I led a small engineering team in the mechanical development of an IoT-integrated kitchen faucet, focusing on delivering a reliable and scalable solution. This included designing and embedding flow and temperature sensors directly into a custom faucet body, with careful consideration for manufacturability and cost efficiency.

A conventional faucet body was transformed into a smart system by integrating a flow sensor to monitor water usage, a thermistor for precise temperature measurement, and an LED indicator to provide intuitive feedback. The LED glows red to indicate connection issues, green for a stable Wi-Fi link, and blue when data recording is in progress.

The above diagram illustrates the schematic and core logic of the system. It employs pseudo-parallelism through concurrency, enabling the ESP32-C3 to record sensor data and transmit it over Wi-Fi simultaneously without blocking other operations. By leveraging FreeRTOS, the system efficiently manages independent tasks—such as data acquisition and Wi-Fi communication—so that each runs without interrupting the other. A queue mechanism ensures that data is reliably buffered before transmission, safeguarding against potential losses during temporary network disruptions. In scenarios of prolonged poor Wi-Fi connectivity where the queue reaches its memory limit, the system prioritizes new data by overwriting the oldest entries, maintaining up-to-date records. Additionally, an integrated LED indicator provides real-time feedback, alerting the user to network issues by signaling when connectivity problems arise.

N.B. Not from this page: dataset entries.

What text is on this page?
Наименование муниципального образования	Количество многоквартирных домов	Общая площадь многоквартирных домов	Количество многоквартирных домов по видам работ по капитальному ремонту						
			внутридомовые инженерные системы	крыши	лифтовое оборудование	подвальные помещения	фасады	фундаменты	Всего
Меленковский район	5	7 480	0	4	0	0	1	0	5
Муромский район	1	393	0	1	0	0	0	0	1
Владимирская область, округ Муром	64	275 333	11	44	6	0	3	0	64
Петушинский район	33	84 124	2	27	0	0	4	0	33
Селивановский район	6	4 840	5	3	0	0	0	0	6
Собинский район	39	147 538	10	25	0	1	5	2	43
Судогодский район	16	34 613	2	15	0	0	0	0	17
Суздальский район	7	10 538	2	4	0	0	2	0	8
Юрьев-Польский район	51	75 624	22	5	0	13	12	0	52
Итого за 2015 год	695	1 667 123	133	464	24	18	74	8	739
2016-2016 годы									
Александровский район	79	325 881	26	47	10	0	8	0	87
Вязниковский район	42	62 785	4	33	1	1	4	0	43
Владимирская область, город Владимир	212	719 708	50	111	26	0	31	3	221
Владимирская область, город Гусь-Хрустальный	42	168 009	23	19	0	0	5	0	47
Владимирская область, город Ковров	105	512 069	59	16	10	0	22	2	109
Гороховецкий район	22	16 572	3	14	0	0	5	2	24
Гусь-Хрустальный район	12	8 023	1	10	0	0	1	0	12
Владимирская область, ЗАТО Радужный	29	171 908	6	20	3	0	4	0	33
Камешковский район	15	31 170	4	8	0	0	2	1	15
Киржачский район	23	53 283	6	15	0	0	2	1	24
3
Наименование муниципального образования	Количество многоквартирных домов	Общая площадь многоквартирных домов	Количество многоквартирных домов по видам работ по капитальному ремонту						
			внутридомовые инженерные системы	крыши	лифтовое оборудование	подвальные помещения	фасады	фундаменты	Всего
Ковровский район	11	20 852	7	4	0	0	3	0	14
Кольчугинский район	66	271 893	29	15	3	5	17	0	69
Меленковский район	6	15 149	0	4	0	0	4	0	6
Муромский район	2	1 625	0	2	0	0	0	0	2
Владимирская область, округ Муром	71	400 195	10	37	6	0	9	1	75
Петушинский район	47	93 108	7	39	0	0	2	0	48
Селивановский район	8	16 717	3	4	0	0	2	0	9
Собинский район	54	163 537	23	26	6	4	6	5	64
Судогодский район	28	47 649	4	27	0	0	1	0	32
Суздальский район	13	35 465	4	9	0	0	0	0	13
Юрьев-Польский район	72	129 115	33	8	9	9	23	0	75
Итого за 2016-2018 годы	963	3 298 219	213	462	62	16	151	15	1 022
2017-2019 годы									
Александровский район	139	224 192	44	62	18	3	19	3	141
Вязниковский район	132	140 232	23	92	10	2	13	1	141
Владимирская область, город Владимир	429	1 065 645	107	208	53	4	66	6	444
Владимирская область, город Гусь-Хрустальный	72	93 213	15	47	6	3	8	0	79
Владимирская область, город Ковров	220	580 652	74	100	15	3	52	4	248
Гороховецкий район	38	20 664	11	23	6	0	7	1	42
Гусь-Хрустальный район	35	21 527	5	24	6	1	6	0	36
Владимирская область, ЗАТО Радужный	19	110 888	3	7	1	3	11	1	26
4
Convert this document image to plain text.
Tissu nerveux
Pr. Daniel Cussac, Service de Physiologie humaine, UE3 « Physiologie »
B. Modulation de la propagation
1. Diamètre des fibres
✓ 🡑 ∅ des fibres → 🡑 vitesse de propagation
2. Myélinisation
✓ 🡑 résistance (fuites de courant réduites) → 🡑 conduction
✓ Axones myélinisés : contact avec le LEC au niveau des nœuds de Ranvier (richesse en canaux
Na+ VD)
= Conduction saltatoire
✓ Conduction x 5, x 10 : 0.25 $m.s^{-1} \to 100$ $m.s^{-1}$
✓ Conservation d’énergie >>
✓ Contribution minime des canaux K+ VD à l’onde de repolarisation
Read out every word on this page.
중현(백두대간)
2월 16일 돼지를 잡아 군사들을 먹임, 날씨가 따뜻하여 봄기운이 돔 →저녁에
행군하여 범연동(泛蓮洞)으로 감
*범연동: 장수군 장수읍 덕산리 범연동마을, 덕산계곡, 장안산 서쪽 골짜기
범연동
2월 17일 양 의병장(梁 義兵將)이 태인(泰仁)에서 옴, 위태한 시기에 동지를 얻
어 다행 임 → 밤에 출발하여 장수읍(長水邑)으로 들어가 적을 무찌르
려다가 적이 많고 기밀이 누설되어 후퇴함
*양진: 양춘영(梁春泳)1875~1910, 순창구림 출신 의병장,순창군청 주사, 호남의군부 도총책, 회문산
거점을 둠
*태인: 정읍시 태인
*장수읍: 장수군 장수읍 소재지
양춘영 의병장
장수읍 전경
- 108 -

Users can easily access their data by logging into their account on the K-Smart website. The information is presented in a clean, minimalistic layout that makes it simple to review and understand.

Future scope

The system can be further optimized by eliminating the external USB power source. By integrating a low-power nRF5340 microcontroller, a 3.7 V lithium battery, and a micro-hydro generator, the setup can sustain itself by harvesting energy directly from water flow, continually charging the battery during operation. This would enable a fully autonomous, self-powered solution with significantly reduced energy requirements.